An open source server that reliably coordinates distributed processes
Apache ZooKeeper provides operational services for a Hadoop cluster. ZooKeeper provides a distributed configuration service, a synchronization service and a naming registry for distributed systems. Distributed applications use Zookeeper to store and mediate updates to important configuration information.
What ZooKeeper Does
ZooKeeper provides a very simple interface and services. ZooKeeper brings these key benefits:
- Fast. ZooKeeper is especially fast with workloads where reads to the data are more common than writes. The ideal read/write ratio is about 10:1.
- Reliable. ZooKeeper is replicated over a set of hosts (called an ensemble) and the servers are aware of each other. As long as a critical mass of servers is available, the ZooKeeper service will also be available. There is no single point of failure.
- Simple. ZooKeeper maintain a standard hierarchical name space, similar to files and directories.
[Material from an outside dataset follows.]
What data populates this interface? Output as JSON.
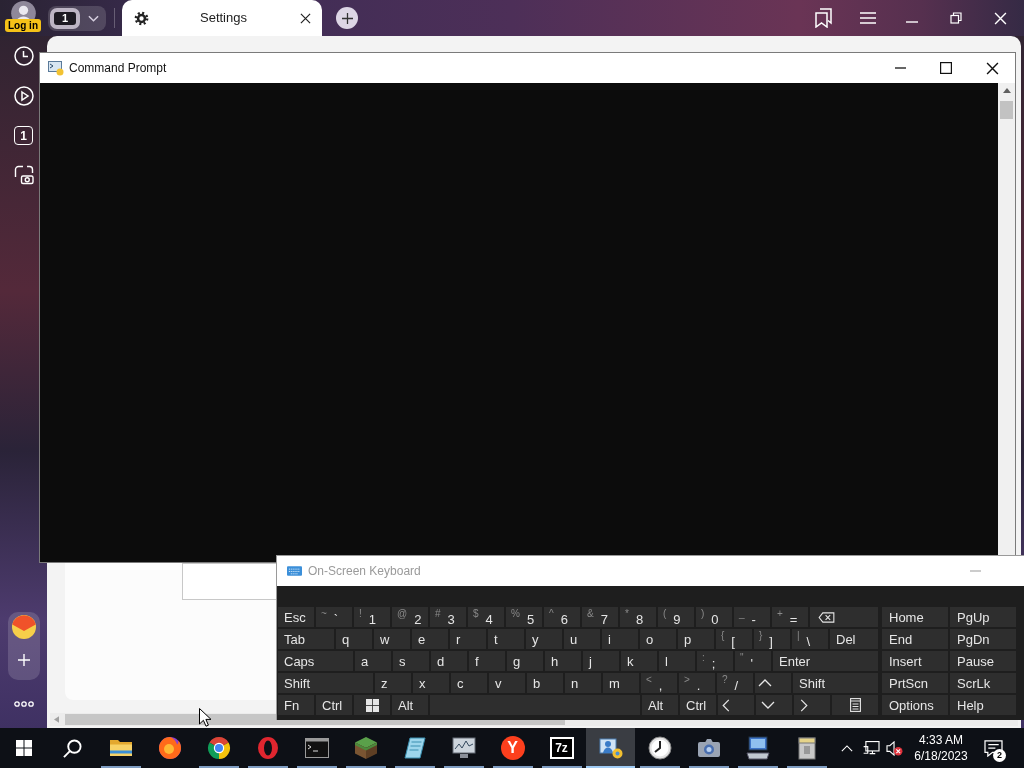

- Ordered. The service maintains a record of all transactions, which can be used for higher-level abstractions, like synchronization primitives.
How ZooKeeper Works
ZooKeeper allows distributed processes to coordinate with each other through a shared hierarchical name space of data registers, known as znodes. Every znode is identified by a path, with path elements separated by a slash (“/”). Aside from the root, every znode has a parent, and a znode cannot be deleted if it has children.
This is much like a normal file system, but ZooKeeper provides superior reliability through redundant services. A service is replicated over a set of machines and each maintains an in-memory image of the the data tree and transaction logs. Clients connect to a single ZooKeeper server and maintains a TCP connection through which they send requests and receive responses.
This architecture allows ZooKeeper to provide high throughput and availability with low latency, but the size of the database that ZooKeeper can manage is limited by memory.